Drain the beans, saving the broth for a soup or stew.

Set a large sauté pan over medium heat. Add a big drizzle of olive oil. When the oil is hot, add the scallion, garlic, and cumin, and warm everything through for about a minute to release its fragrances. Add the beans, and sauté for a minute or so, seasoning with salt and piment d’Espelette.

Set up another large sauté pan over high heat. Add a generous amount of olive oil. When the oil is hot, add the shrimp, spreading it out, and season it with salt. Sauté until the shrimp is just tender, turning it once, about 2 minutes in all. Add the shrimp broth, scraping up any cooked-on bits from the bottom of the pan, and pour the shrimp and broth over the beans. Add a drizzle of fresh olive oil and a few drops of sherry wine vinegar, and give everything a gentle toss. Taste for seasoning. Add the parsley, and toss lightly. Transfer to a large serving bowl. Serve warm.

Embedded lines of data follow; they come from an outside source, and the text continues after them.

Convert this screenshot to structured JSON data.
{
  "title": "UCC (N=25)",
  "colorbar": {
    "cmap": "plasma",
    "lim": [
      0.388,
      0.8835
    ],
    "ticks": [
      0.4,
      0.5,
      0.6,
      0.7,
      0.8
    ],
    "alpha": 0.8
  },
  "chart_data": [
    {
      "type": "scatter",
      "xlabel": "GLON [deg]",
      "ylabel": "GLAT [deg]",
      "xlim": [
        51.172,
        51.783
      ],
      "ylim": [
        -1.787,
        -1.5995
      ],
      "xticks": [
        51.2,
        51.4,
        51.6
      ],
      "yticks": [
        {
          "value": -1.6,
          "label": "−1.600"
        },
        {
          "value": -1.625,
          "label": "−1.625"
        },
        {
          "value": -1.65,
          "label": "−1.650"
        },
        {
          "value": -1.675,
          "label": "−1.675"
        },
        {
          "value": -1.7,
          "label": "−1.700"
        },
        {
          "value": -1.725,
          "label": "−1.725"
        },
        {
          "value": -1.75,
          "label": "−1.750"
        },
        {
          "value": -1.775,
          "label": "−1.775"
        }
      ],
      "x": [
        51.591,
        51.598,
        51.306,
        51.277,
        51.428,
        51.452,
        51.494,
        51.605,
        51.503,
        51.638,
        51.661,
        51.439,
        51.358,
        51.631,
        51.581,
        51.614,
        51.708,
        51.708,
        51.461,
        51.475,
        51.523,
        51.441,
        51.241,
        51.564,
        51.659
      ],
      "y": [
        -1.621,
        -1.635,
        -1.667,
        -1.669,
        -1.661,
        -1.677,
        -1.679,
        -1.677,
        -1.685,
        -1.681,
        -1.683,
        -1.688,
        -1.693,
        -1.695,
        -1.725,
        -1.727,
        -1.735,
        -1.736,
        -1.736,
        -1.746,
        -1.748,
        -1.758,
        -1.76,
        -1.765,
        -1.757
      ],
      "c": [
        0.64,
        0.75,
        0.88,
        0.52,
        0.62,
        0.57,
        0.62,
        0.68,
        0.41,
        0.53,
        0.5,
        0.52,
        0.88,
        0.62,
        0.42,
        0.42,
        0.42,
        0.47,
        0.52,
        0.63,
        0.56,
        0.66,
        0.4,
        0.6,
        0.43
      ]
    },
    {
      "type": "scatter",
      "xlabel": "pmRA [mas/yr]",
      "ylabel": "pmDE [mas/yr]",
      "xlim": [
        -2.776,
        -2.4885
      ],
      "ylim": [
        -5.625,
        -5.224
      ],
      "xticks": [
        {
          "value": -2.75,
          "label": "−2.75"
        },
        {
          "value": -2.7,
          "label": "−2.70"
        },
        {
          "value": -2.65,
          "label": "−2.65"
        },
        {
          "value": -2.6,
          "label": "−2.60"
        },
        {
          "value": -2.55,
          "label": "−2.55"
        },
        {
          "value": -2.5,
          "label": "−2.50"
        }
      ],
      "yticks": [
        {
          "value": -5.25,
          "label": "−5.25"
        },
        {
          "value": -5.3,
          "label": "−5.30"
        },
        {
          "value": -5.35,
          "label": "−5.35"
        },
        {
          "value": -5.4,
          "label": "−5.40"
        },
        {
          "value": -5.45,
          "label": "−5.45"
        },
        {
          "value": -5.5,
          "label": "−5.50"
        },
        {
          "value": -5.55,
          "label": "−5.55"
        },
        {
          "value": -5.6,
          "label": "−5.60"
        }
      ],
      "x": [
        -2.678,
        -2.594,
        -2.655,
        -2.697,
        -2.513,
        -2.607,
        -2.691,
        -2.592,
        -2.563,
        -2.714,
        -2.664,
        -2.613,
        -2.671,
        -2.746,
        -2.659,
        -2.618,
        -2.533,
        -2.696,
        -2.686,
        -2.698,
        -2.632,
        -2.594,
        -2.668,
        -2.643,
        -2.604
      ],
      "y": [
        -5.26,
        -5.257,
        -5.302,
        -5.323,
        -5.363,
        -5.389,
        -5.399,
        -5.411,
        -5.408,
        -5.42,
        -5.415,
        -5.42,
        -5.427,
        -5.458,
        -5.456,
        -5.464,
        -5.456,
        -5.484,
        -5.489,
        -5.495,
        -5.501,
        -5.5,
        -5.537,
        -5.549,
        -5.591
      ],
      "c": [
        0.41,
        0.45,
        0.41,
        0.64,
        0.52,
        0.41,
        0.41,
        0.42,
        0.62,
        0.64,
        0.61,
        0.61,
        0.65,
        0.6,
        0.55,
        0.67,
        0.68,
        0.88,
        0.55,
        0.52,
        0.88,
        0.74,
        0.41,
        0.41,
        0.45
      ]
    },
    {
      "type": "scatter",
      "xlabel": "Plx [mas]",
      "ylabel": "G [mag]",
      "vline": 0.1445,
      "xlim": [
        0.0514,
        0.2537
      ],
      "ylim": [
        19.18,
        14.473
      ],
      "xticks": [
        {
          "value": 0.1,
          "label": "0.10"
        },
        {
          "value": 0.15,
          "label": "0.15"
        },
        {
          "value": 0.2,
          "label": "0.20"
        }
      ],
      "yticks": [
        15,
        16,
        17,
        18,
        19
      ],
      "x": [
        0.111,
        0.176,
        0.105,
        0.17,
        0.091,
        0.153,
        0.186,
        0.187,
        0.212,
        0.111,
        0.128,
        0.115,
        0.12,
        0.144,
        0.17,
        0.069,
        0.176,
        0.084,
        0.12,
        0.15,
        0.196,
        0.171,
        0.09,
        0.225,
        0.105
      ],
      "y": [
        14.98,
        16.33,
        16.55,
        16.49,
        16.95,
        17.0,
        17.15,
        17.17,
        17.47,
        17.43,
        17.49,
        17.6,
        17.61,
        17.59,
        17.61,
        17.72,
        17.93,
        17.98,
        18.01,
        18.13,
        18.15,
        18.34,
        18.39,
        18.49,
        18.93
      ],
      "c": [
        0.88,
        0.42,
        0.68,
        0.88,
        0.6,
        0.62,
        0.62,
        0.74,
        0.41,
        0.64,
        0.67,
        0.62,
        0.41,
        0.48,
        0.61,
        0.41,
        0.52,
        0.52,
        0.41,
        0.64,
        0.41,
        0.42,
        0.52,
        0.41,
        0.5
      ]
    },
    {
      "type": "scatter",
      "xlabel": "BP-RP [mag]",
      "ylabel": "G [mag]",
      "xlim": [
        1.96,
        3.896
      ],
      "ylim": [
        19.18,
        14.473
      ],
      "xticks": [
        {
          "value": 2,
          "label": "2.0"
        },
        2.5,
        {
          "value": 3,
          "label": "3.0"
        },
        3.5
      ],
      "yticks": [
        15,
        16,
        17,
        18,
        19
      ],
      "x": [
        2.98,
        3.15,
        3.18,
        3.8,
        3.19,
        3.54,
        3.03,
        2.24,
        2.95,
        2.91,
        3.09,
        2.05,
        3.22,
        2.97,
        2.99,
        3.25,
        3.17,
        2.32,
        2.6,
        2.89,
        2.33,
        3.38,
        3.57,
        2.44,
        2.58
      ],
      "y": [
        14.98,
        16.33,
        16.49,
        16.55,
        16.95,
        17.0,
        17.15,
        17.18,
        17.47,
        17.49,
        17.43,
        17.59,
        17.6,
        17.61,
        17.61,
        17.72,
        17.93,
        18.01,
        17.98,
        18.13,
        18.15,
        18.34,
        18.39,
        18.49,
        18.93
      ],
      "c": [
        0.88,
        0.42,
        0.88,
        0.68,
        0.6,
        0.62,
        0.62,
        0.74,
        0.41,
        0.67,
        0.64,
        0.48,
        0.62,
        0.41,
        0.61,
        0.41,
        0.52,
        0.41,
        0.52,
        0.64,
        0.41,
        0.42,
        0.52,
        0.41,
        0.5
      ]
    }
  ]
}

A note on how I cooked the beans: I covered the beans with cool water by about 4 inches, added 3 fresh bay leaves, a chunk of spring garlic, and a big drizzle of olive oil, and brought it to a boil. I turned the heat down low, covered the pot, and let the beans simmer for about 50 minutes. Then I added a drizzle of sherry wine vinegar and a little salt and continued cooking until the beans were just tender, which took about another half hour. I find that with Rancho Gordo beans I don’t have to presoak, since they’re not overly dry to begin with.